Яшка — чоп-чоп — выдергивает ноги из вязкой тины. Выдирает их с кашлем, в горячем надсадном дыхании.

Плохо Яшке, сорвалось дыхание, сдавило грудь, потемнело в глазах и поплыли-поплыли розовые, желтые круги, красные колючие точки.

«Хватит! — молят, мучаясь, Яшкины глаза. Они стали совсем бриллиантовыми от боли и тоски, ослепительно и слепо сверкнув на солнце. — Хватит…»

Болото потянулось к нему сотнями пальцев и, замерцав лужицами, припало, присосалось сотнями ртов — и сети, путы, пальцы, рты и пасти начали затягивать Яшку.

— Пошевеливай! — из какого-то далека доносится крик Федотыча, и Яшка рванулся к нему, к теплому человеческому крику, рванулся от всего себя, хрипящего и усталого.

Бьется Яшка, но каждый рывок отнимает силы.

«Не бросьте! — взвизгнул, заржал жеребенком Яшка. — Не бросьте!»
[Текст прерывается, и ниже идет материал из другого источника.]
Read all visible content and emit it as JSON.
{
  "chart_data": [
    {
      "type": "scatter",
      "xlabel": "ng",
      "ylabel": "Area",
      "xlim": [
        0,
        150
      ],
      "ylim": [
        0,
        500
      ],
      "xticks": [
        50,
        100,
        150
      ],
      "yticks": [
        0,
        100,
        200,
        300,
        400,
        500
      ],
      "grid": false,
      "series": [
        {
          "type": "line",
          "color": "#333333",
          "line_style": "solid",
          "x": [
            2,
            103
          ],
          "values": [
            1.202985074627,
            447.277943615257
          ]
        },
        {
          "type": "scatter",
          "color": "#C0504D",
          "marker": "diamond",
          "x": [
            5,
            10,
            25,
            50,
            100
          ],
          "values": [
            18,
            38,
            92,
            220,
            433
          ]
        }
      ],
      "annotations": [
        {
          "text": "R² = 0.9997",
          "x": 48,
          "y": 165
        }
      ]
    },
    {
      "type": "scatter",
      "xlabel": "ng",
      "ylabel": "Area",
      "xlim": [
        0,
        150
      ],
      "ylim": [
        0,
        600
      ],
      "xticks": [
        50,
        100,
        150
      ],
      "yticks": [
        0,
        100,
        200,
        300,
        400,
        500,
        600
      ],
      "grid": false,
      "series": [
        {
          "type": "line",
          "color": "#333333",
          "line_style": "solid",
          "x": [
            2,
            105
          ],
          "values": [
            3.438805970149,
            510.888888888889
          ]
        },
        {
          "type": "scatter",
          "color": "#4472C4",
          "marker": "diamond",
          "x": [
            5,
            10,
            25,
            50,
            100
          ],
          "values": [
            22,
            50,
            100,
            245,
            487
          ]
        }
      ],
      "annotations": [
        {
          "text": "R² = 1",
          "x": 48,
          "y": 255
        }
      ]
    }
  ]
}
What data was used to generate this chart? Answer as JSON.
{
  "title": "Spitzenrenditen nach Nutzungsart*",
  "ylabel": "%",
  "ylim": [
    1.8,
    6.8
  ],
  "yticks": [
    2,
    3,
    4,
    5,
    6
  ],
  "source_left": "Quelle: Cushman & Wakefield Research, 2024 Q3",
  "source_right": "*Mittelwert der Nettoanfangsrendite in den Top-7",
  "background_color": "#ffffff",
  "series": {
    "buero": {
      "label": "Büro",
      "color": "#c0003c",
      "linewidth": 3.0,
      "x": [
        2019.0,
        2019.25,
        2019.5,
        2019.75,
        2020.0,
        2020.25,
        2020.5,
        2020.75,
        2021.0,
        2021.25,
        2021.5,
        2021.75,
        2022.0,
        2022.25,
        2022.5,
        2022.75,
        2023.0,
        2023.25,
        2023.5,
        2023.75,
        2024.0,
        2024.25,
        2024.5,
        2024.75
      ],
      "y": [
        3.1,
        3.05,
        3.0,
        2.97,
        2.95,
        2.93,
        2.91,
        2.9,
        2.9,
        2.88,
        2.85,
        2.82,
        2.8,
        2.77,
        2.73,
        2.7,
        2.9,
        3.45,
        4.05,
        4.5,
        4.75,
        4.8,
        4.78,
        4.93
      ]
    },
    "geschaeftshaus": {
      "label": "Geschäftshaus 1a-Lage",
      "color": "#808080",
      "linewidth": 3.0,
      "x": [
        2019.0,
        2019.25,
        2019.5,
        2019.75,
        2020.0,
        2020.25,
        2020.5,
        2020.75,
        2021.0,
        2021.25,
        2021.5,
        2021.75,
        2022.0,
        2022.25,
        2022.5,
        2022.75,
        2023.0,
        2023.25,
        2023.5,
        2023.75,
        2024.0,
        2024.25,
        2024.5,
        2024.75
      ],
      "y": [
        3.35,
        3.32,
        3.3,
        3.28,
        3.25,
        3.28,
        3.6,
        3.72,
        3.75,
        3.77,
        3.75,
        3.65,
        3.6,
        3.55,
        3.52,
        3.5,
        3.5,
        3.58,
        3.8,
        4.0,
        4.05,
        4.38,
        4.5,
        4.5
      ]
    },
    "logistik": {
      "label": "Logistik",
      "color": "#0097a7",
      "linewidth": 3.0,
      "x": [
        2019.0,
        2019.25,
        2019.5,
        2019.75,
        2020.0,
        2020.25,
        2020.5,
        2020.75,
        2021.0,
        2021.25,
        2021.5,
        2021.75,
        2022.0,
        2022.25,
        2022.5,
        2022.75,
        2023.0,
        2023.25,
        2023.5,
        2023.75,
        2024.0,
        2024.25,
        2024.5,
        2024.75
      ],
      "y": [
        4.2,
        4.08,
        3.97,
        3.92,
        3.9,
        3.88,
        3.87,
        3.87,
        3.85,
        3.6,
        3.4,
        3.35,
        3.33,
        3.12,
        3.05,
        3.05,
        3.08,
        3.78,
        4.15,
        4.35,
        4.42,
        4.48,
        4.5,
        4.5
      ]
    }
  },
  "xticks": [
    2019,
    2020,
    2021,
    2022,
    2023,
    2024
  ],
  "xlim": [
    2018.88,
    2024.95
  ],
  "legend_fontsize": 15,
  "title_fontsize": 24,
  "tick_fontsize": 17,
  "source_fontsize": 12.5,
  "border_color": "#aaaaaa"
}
Над тайгой, над долиной, над склонами хребта пронесся крик жеребенка — тонко, заливисто и испуганно. Будто Яшка позвал, вспомнив лошадиное детство, будто криком назвал свое имя…

Вкопанно — разъехались копыта — застыл Кашалот, грудью ударилась в него Азия, подняли кони уши, всхрапнули и вслушались. А Яшка, прощаясь с жизнью, остатки сил выдохнул в крик жеребенка.

— Как же так… а? — трясет мокрой бородой Федотыч.

Тяжелым веком, как пластом, прикрыл Яшка глаза. Исчез бриллиантовый блеск.

Хрустнул выстрел. И в звенящую тишину вернулось эхо… Наткнулось на скалы и повторилось растерянным криком жеребенка, покружило и возвратилось тихим шепотом, утонув в нетронутых мхах.

— Эх, Яшка… — бормочет Федотыч и утирает глаза старой шапкой.